Data Science Specialist - Bengaluru, India - Applicantz

    Applicantz
    Default job background
    Technology / Internet
    Description

    THIS IS A LONG TERM CONTRACT POSITION WITH ONE OF THE LARGEST, GLOBAL, TECHNOLOGY LEADER.

    Our large, Fortune client is ranked as one of the best companies to work with, in the world. The client fosters progressive culture, creativity, and a Flexible work environment. They use cutting-edge technologies to keep themselves ahead of the curve. Diversity in all aspects is respected.
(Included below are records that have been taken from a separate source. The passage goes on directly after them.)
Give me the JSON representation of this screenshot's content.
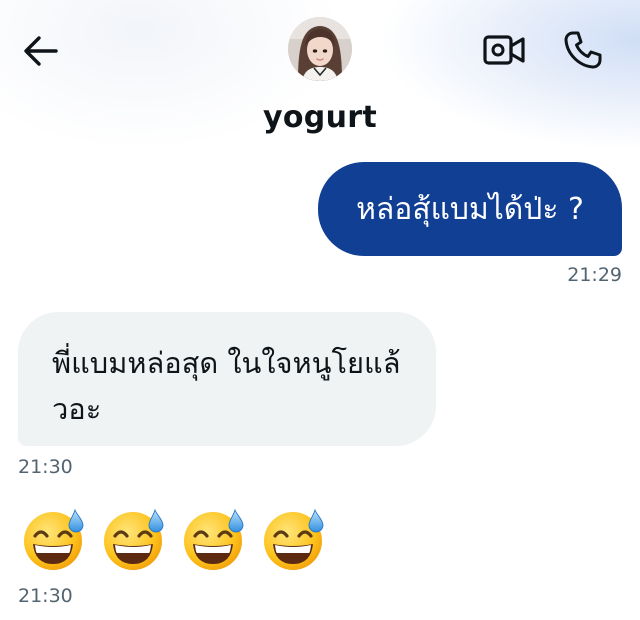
{
  "header": {
    "contact_name": "yogurt",
    "icons": {
      "back": "back-arrow-icon",
      "video": "video-camera-icon",
      "call": "phone-icon"
    }
  },
  "messages": [
    {
      "direction": "outgoing",
      "text": "หล่อสุ้แบมได้ป่ะ ?",
      "time": "21:29"
    },
    {
      "direction": "incoming",
      "text": "พี่แบมหล่อสุด ในใจหนูโยแล้วอะ",
      "time": "21:30"
    },
    {
      "direction": "incoming",
      "emoji": "grinning-face-with-sweat",
      "count": 4,
      "time": "21:30"
    }
  ],
  "colors": {
    "outgoing_bubble": "#103f93",
    "incoming_bubble": "#eff3f4",
    "timestamp": "#536471"
  }
}
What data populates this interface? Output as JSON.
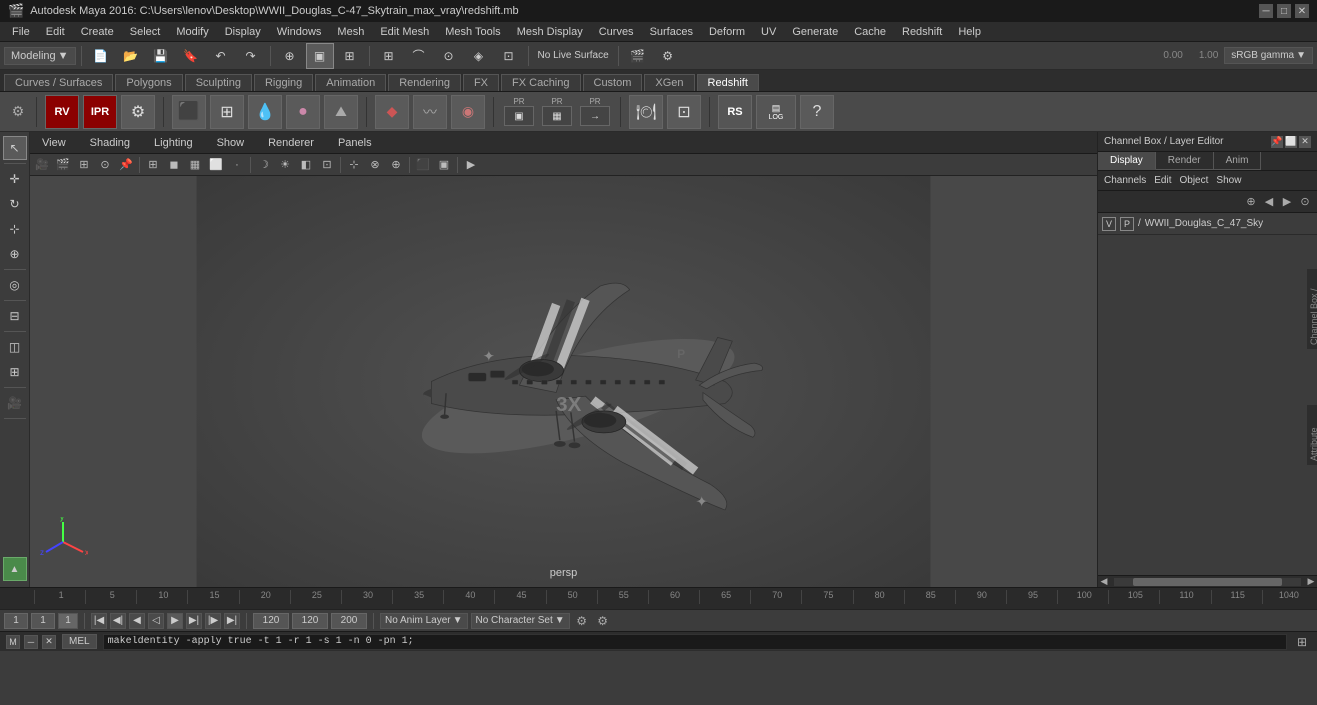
{
  "titlebar": {
    "title": "Autodesk Maya 2016: C:\\Users\\lenov\\Desktop\\WWII_Douglas_C-47_Skytrain_max_vray\\redshift.mb",
    "icon": "🎬",
    "min_label": "─",
    "max_label": "□",
    "close_label": "✕"
  },
  "menubar": {
    "items": [
      "File",
      "Edit",
      "Create",
      "Select",
      "Modify",
      "Display",
      "Windows",
      "Mesh",
      "Edit Mesh",
      "Mesh Tools",
      "Mesh Display",
      "Curves",
      "Surfaces",
      "Deform",
      "UV",
      "Generate",
      "Cache",
      "Redshift",
      "Help"
    ]
  },
  "toolbar1": {
    "mode_label": "Modeling",
    "dropdown_arrow": "▼",
    "no_live_surface": "No Live Surface"
  },
  "shelf": {
    "tabs": [
      "Curves / Surfaces",
      "Polygons",
      "Sculpting",
      "Rigging",
      "Animation",
      "Rendering",
      "FX",
      "FX Caching",
      "Custom",
      "XGen",
      "Redshift"
    ],
    "active_tab": "Redshift"
  },
  "viewport": {
    "menus": [
      "View",
      "Shading",
      "Lighting",
      "Show",
      "Renderer",
      "Panels"
    ],
    "persp_label": "persp",
    "coord_x": "0.00",
    "coord_y": "1.00",
    "gamma_label": "sRGB gamma"
  },
  "channel_box": {
    "title": "Channel Box / Layer Editor",
    "tabs": [
      "Display",
      "Render",
      "Anim"
    ],
    "active_tab": "Display",
    "menu_items": [
      "Channels",
      "Edit",
      "Object",
      "Show"
    ],
    "layer_name": "WWII_Douglas_C_47_Sky",
    "layer_v": "V",
    "layer_p": "P",
    "layer_path": "/ \\"
  },
  "timeline": {
    "ticks": [
      "",
      "5",
      "10",
      "15",
      "20",
      "25",
      "30",
      "35",
      "40",
      "45",
      "50",
      "55",
      "60",
      "65",
      "70",
      "75",
      "80",
      "85",
      "90",
      "95",
      "100",
      "105",
      "110",
      "115",
      "1040"
    ]
  },
  "playback": {
    "start_frame": "1",
    "current_frame": "1",
    "frame_indicator": "1",
    "end_frame1": "120",
    "end_frame2": "120",
    "max_frame": "200",
    "no_anim_layer": "No Anim Layer",
    "no_char_set": "No Character Set"
  },
  "statusbar": {
    "mode_label": "MEL",
    "command": "makeldentity -apply true -t 1 -r 1 -s 1 -n 0 -pn 1;"
  },
  "rp_sidebar": {
    "channel_box_label": "Channel Box / Layer Editor",
    "attr_editor_label": "Attribute Editor"
  }
}
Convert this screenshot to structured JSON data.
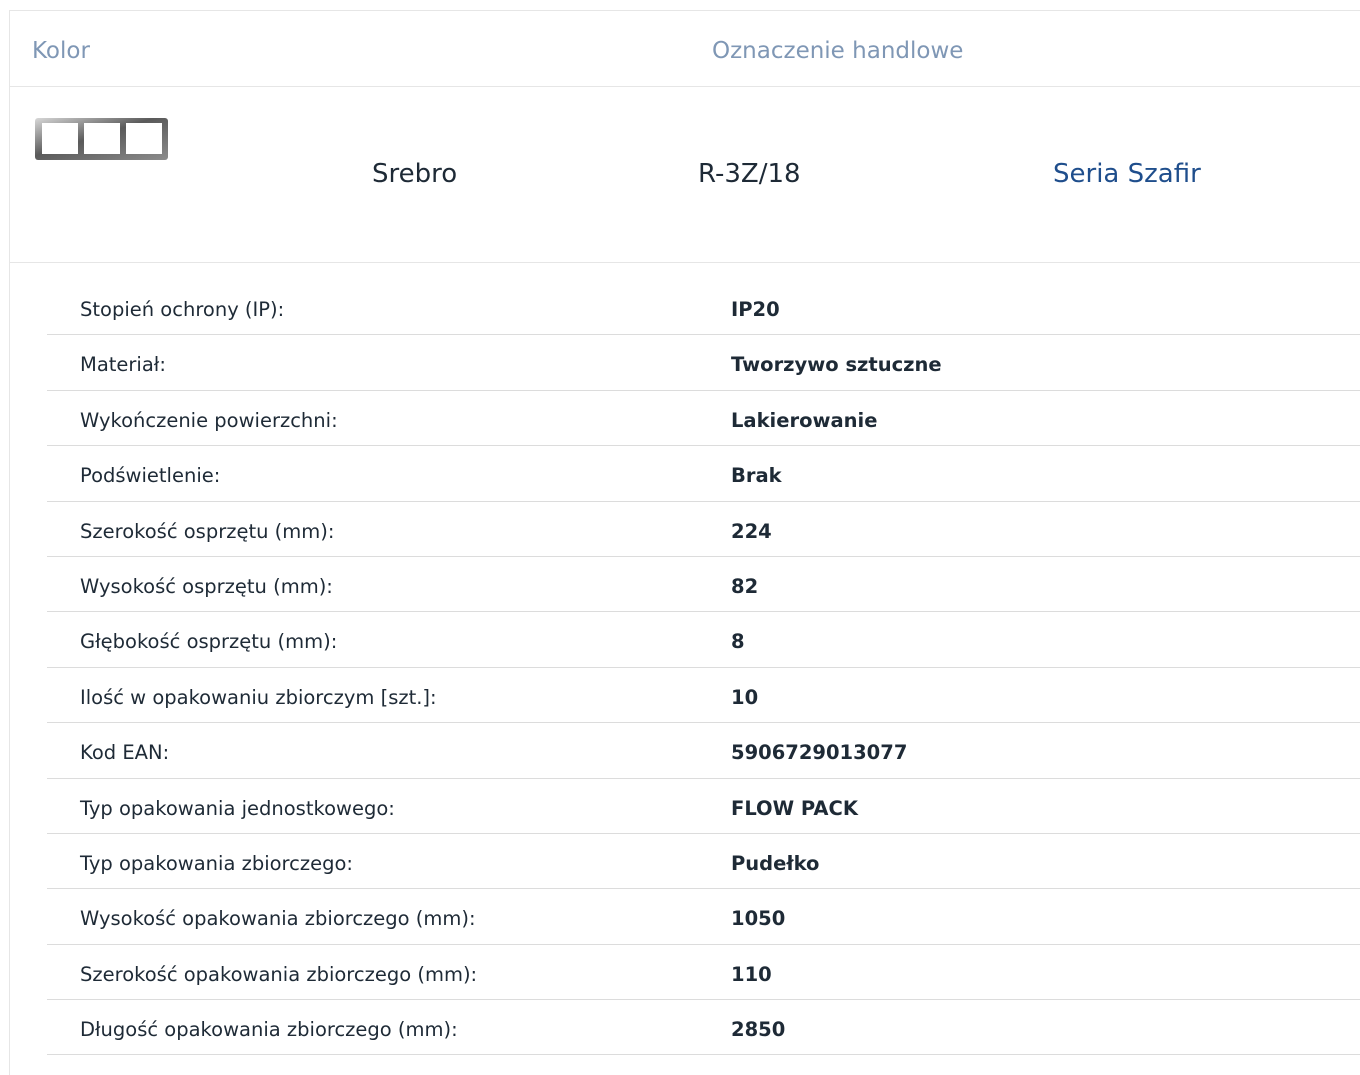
{
  "header": {
    "color_label": "Kolor",
    "trade_name_label": "Oznaczenie handlowe"
  },
  "product": {
    "icon": "three-gang-frame-icon",
    "color": "Srebro",
    "trade_name": "R-3Z/18",
    "series_link": "Seria Szafir"
  },
  "colors": {
    "header_text": "#7f97b5",
    "link": "#1f4e8c",
    "text": "#1e2a36",
    "divider": "#dcdcdc"
  },
  "specs": [
    {
      "label": "Stopień ochrony (IP):",
      "value": "IP20"
    },
    {
      "label": "Materiał:",
      "value": "Tworzywo sztuczne"
    },
    {
      "label": "Wykończenie powierzchni:",
      "value": "Lakierowanie"
    },
    {
      "label": "Podświetlenie:",
      "value": "Brak"
    },
    {
      "label": "Szerokość osprzętu (mm):",
      "value": "224"
    },
    {
      "label": "Wysokość osprzętu (mm):",
      "value": "82"
    },
    {
      "label": "Głębokość osprzętu (mm):",
      "value": "8"
    },
    {
      "label": "Ilość w opakowaniu zbiorczym [szt.]:",
      "value": "10"
    },
    {
      "label": "Kod EAN:",
      "value": "5906729013077"
    },
    {
      "label": "Typ opakowania jednostkowego:",
      "value": "FLOW PACK"
    },
    {
      "label": "Typ opakowania zbiorczego:",
      "value": "Pudełko"
    },
    {
      "label": "Wysokość opakowania zbiorczego (mm):",
      "value": "1050"
    },
    {
      "label": "Szerokość opakowania zbiorczego (mm):",
      "value": "110"
    },
    {
      "label": "Długość opakowania zbiorczego (mm):",
      "value": "2850"
    }
  ]
}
Integrity, experience, honesty, people, humanity, and passion for excellence are some other adjectives that define this global technology leader.

    Qualifications:

    • 3+ years of proven experience in the Marketing domain, especially in applying data science techniques to marketing problems.
    • Proficiency in Python, SQL, and Snowflake.
    • Solid knowledge of standard probability distributions and statistical tests.
    • Previous experience with machine learning techniques related to classification, regression, and clustering.
    • Familiarity with A/B testing, Attribution, Time series projection, Linear programing/Optimization.
    • Ability to communicate clearly and effectively with stakeholders at all levels of the business.
    • Able to apply machine learning techniques for classification, regression, and clustering to derive insights from complex data sets
    • Degree in Computer Science, Statistics, Mathematics or a related field.

    Responsibilities:

    • Design and implement A/B testing procedures to understand the impact of various marketing strategies.
    • Develop and maintain attribution models to identify the sequence of touchpoints that lead to a desired outcome.
    • Use time series projection and linear programming/optimization techniques to forecast marketing trends.
    • Apply machine learning techniques for classification, regression, and clustering to derive insights from complex data sets.
    • Build and refine scoring models for accounts and leads to drive more efficient marketing spend.